Ovid’s exhaustive scientific focus also provides Kingsolver a voice that explains what the Monarch’s distorted flight path means for the planet. For Dellarobia, Ovid reflects the claustrophobic inadequacy of her own life and reveals the excitement of an urgent new world represented by the troubled Monarchs and the exactitude of scientific inquiry. Through Ovid’s carefully moderated response to the Monarch displacement and Kingsolver’s detailed and fascinating description of how a scholar studies a natural phenomenon, we see Dellarobia begins to absorb and codify her own response to this earth-changing butterfly visit.
The Monarch’s presence resonates throughout the tight community. The local pastor labels Dellarobia’s discovery as a vision. Her judgmental mother-in-law struggles with the concept of no return in a world where seasonal repetition and weekly sermons has established the rhythm of the universe. Her husband opens his eyes to his child-bride’s power, and the village patriarch yields his forest clearcut plans with grace and dignity.
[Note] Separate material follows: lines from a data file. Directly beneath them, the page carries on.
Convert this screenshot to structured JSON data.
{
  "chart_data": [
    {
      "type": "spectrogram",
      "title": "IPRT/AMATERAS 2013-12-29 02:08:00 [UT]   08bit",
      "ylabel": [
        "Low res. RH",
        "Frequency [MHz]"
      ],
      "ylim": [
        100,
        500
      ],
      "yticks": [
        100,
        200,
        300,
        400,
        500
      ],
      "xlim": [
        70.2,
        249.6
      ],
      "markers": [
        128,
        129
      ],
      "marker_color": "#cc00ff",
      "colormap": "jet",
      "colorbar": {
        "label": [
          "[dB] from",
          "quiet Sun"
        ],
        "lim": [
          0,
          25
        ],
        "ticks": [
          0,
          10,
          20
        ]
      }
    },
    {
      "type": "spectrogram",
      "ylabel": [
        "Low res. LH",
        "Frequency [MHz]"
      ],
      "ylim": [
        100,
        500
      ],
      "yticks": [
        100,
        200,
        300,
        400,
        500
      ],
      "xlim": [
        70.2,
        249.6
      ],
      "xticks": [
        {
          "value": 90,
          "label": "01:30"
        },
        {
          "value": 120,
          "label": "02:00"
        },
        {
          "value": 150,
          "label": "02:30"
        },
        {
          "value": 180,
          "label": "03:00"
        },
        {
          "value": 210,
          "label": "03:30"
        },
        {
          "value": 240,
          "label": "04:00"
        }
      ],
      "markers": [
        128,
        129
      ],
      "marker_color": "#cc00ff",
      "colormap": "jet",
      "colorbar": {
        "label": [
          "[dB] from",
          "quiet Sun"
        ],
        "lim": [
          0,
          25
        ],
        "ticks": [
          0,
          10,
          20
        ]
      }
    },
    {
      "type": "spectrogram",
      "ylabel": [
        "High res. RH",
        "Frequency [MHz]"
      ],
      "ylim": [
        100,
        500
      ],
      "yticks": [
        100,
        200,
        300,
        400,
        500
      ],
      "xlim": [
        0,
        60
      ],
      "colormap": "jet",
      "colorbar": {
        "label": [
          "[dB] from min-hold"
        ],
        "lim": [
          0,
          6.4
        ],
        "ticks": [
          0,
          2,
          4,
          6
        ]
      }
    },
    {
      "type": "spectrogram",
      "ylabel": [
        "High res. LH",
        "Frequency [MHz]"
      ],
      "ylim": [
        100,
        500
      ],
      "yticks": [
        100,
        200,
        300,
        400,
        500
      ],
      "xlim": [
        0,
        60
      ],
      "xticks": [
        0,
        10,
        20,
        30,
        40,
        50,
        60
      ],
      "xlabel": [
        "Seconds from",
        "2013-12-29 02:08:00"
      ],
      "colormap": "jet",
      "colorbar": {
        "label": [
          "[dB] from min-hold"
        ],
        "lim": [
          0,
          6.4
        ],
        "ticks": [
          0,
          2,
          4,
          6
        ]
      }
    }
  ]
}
Perhaps the high point of the novel comes when Ovid Byron locks horns — or antennae — with the blonde, assumptive media maven. He shoots down her media clichés and assumptions and banishes her from the scene. But always, Dellarobia’s heart and mind beats at the center of Flight Behavior, giving us a window into the reality of the unrealizable — that our planet is changing, fundamentally, drastically, and forever.
Kingsolver is one of my favorite novelists: she inevitably weaves deep social meaning into the fabric of her skilled and gorgeous works. But, as with many writers who have reached well-deserved heights, she needs editing. In Flight Behavior, she indulges us — and possibly herself — with a near-endless chapter in a goodwill store, describing in revolving detail the items for sale, the speculated-upon origins, and her kids' reactions to her 'yeses and nos. The scene serves a purpose, Dellarobia discusses plot points with her sidekick, Crystal but ten pages would have covered the territory; the other 40 seem over the top.
Conversely, toward the end of the book, Kingsolver seems to rush to the finish, using narrative to briefly describe life-changing scenes and circumstances.
Editorial problems notwithstanding, As Dellarobia moves into her next chapter, beyond the end of Flight Behavior, the reader is left with Kingsolver's subtle but definitive answer to the question "What is to be done?" Plenty.